At the risk of seeming ridiculous, let me say that the true revolutionary is guided by a great feeling of love. It is impossible to think of a genuine revolutionary lacking this quality… We must strive every day so that this love of living humanity will be transformed into actual deeds, into acts that serve as examples, as a moving force.
— Ernesto “Che” Guevara

I spent four and a half hours today watching Benicio Del Toro as Che Guevara.

It was a visually intriguing and well shot film. Conceptually, however, it painted him as a machine gun toting saint.

I’m not knocking Che Guevara, mind you. I don’t agree that force is necessary to bring about revolution, but I understand the frustration of looking at the world around you and wanting to make a difference.

I think that Che made a mistake in that, as that say, “fighting for peace is like fucking for virginity.” The idea that you are going to somehow create a transition to a classless society with a military action, one of the most regimented structures ever conceived of, is simply naive.

The lifeblood of a revolution is humanity. Not only the raw effort of carrying it forward, but the inspiration and drive as well. Ignoring the effects that the structure of the effort has on the people involved will almost certainly doom it to failure. Violent revolution not only selects those comfortable in a military hierarchy and with a disregard for life for success in the organization, it shapes those without those qualities to have them.

It also has to make recruiting a bitch. It’s just a bad idea all around.

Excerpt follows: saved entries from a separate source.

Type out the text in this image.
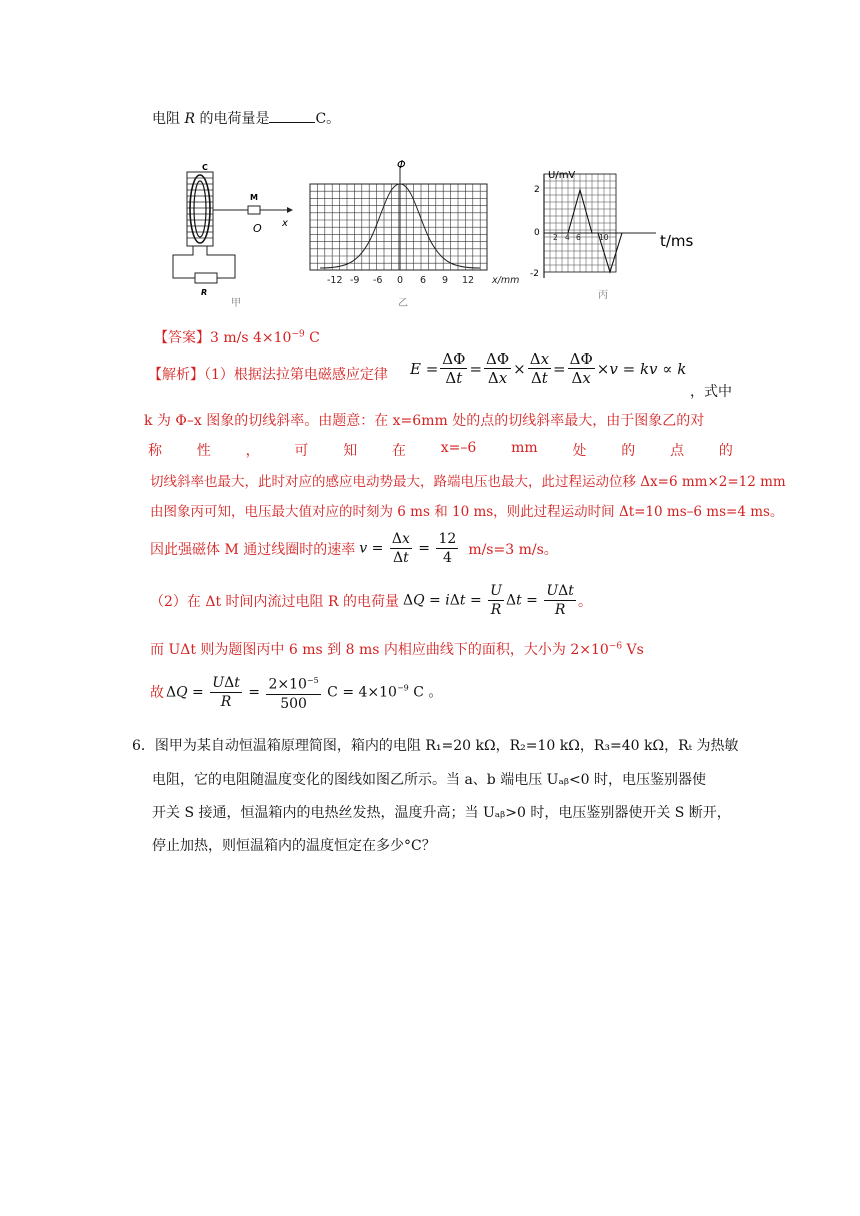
电阻 R 的电荷量是	C。
C
M
O x
R
甲
Φ
-12 -9 -6 0 6 9 12 x/mm
乙
U/mV
2
0
-2
2 4 6 10	t/ms
丙
【答案】3 m/s $4\times 10^{-9}$ C
【解析】（1）根据法拉第电磁感应定律 $E = \frac{\Delta\Phi}{\Delta t} = \frac{\Delta\Phi}{\Delta x} \times \frac{\Delta x}{\Delta t} = \frac{\Delta\Phi}{\Delta x} \times v$ = kv ∝ k
，式中
k 为 Φ–x 图象的切线斜率。由题意：在 x=6mm 处的点的切线斜率最大，由于图象乙的对
称 性 ， 可 知 在 x=–6 mm 处 的 点 的
切线斜率也最大，此时对应的感应电动势最大，路端电压也最大，此过程运动位移 Δx=6 mm×2=12 mm
由图象丙可知，电压最大值对应的时刻为 6 ms 和 10 ms，则此过程运动时间 Δt=10 ms–6 ms=4 ms。
因此强磁体 M 通过线圈时的速率 $v = \frac{\Delta x}{\Delta t} = \frac{12}{4} m/s=3$ m/s。
（2）在 Δt 时间内流过电阻 R 的电荷量 $\Delta Q = i\Delta t = \frac{U}{R}$ $\Delta t = \frac{\text{UΔt}}{R}$ 。
而 UΔt 则为题图丙中 6 ms 到 8 ms 内相应曲线下的面积，大小为 $2\times 10^{-6}$ Vs
故 $\Delta Q = \frac{\text{UΔt}}{R} = \frac{2\times 10^{-5}}{500}$ $C = 4\times 10^{-9}$ C 。
6．图甲为某自动恒温箱原理简图，箱内的电阻 R₁=20 kΩ，R₂=10 kΩ，R₃=40 kΩ，Rₜ 为热敏
电阻，它的电阻随温度变化的图线如图乙所示。当 a、b 端电压 Uₐᵦ<0 时，电压鉴别器使
开关 S 接通，恒温箱内的电热丝发热，温度升高；当 Uₐᵦ>0 时，电压鉴别器使开关 S 断开，
停止加热，则恒温箱内的温度恒定在多少°C？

What would have been awesome out of Soderbergh’s film would be an examination of terrorism. After all, Che was one of the pioneers of modern asymmetrical warfare. He wrote:

We must carry the war into every corner the enemy happens to carry it: to his home, to his centers of entertainment; a total war. It is necessary to prevent him from having a moment of peace, a quiet moment outside his barracks or even inside; we must attack him wherever he may be, make him feel like a cornered beast wherever he may move.

This was not the man or the movement that the film portrayed. They showed Che helping the sick, teaching the uneducated, respecting his enemies and chastising those who would injure others. The only atrocities committed in the revolution of the film were either by the mean ol’ army or people that ran out of the revolution. They didn’t show the man who wrote to his mother:

I am not Christ or a philanthropist, old lady, I am all the contrary of a Christ… I fight for the things I believe in, with all the weapons at my disposal and try to leave the other man dead so that I don’t get nailed to a cross or any other place.

One of the more interesting parts to the evening was a discussion that was held by FLICX after the show. There was a guy there whose uncle was the senior adviser for Fulgencio Batista who Castro overthrew. His uncle stayed in the country through the revolution and joined Castro’s government. Eventually though, on the logic that a traitor can never be reformed, he was executed by Che Guevara on Castro’s order.

Real heroes are complex and I think Soderbergh missed that.